This recipe was originally an idea I had for my last book, but no matter how much flavor you add to them, steamed carrots are just…. meh. Roasted carrots? Way, way better.
Especially with some Moroccan seasoning. Have you heard of Ras El Hanout seasoning? The first time I tried it was on steak. I had bought a gift pack of spice blends from Trader Joe’s during the holidays and Ras El Hanout was one of them. I’ve actually been meaning to post that steak recipe for YEARS, but…. today you get roasted carrots.
Don’t be underwhelmed though. They’re REALLY good roasted carrots.
Ok, back to this seasoning. In the past year I’ve noticed the spice sections of our grocery stores including more exotic blends, like Ras El Hanout. World Market also has it. Or you could grab a jar on Amazon. Or do a quick Google search and make a homemade blend.
There’s really no excuse for not making these. And you’ll love this Moroccan blend for other things, too. Like steak. (I’ll get that figured out this summer. Pinky Promise.)

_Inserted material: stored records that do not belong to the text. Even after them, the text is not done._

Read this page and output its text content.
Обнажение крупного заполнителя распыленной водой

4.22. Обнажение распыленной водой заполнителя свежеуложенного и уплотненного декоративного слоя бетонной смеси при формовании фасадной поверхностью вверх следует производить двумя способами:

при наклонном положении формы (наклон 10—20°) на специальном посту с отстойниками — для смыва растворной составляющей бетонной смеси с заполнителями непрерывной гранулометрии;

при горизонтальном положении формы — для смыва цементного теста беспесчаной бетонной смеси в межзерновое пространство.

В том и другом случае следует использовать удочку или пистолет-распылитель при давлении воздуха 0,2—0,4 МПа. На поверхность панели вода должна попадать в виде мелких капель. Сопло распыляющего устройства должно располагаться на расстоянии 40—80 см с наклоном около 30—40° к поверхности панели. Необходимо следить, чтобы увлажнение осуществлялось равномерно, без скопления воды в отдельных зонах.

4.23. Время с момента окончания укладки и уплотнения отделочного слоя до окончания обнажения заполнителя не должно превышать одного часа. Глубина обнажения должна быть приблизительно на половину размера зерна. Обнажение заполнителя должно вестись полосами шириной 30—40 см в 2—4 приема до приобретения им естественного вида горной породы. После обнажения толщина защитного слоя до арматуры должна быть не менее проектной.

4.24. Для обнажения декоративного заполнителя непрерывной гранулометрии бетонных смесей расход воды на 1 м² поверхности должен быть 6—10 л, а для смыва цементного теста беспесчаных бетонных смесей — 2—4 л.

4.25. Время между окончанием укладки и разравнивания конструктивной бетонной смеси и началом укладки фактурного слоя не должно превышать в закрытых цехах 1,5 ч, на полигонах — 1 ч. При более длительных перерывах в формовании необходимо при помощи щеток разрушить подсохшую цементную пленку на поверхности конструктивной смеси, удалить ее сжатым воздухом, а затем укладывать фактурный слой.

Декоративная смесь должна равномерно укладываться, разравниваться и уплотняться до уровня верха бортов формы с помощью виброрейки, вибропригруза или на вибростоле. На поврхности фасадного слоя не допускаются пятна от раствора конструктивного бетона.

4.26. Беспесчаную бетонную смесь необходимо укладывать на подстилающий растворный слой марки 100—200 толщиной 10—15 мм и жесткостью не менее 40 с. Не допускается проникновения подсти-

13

Now that we have all of that out of the way, let’s talk about gremolata. Gremolata, if you aren’t familiar, is an Italian condiment usually made with parsley, lemon, garlic, and anchovy. I put a little twist on it and used pistachios, which are common in Moroccan dishes.
Did I tell you that my 3-year-old calls pistachios “mustachios”? It’s the cutest thing ever.
Basically you chop the stuff up and mix it together while the carrots are roasting and sprinkle it on when they come out of the oven.
Here are some ideas on what to pair with these carrots!
Perfect Grilled Lemon Chicken — just serve alongside or put both into a salad with a lemon vinaigrette. Or something tahini-based. Mmm.
Grilled Moroccan Chicken & Garlic Sauce – Yes. Do this.
Middle Eastern Chicken & Eggplant Kebabs – A perfect side with these kebabs and tahini yogurt dip! You could even use the Ras El Hanout in the marinade instead of my Middle Eastern Spice Blend to streamline things a bit.
- 1 1/2 - 2 pounds carrots, peeled and cut into 1/4-inch pieces
- 2 Tablespoons avocado or coconut oil
- 1 1/2 teaspoons Moroccan seasoning (Ras El Hanout)
- 1/4 teaspoon sea salt
- 6 Tablespoons finely chopped pistachios
- 1/2 Tablespoon minced flat-leaf parsley
- 1 lemon
- Preheat your oven to 425 degrees F.
- Put the carrots on a rimmed baking sheet and drizzle with oil. Sprinkle with the Moroccan seasoning and salt and use your hands to toss everything together. Spread the carrots out evenly on the pan.
- Roast the carrots for 20 minutes, flipping them around once or twice, until they are tender and have formed golden brown spots.
- While the carrots are roasting, put the minced pistachios in a small bowl. Use a microplane zester to remove about 1/2 teaspoon of zest from the lemon. Put the lemon zest in the bowl with the pistachios and add the parsley. Mix it well with your fingers and set it aside with half of the lemon.
- When the carrots are finished, sprinkle them with the pistachio gremolata and a squeeze of lemon juice.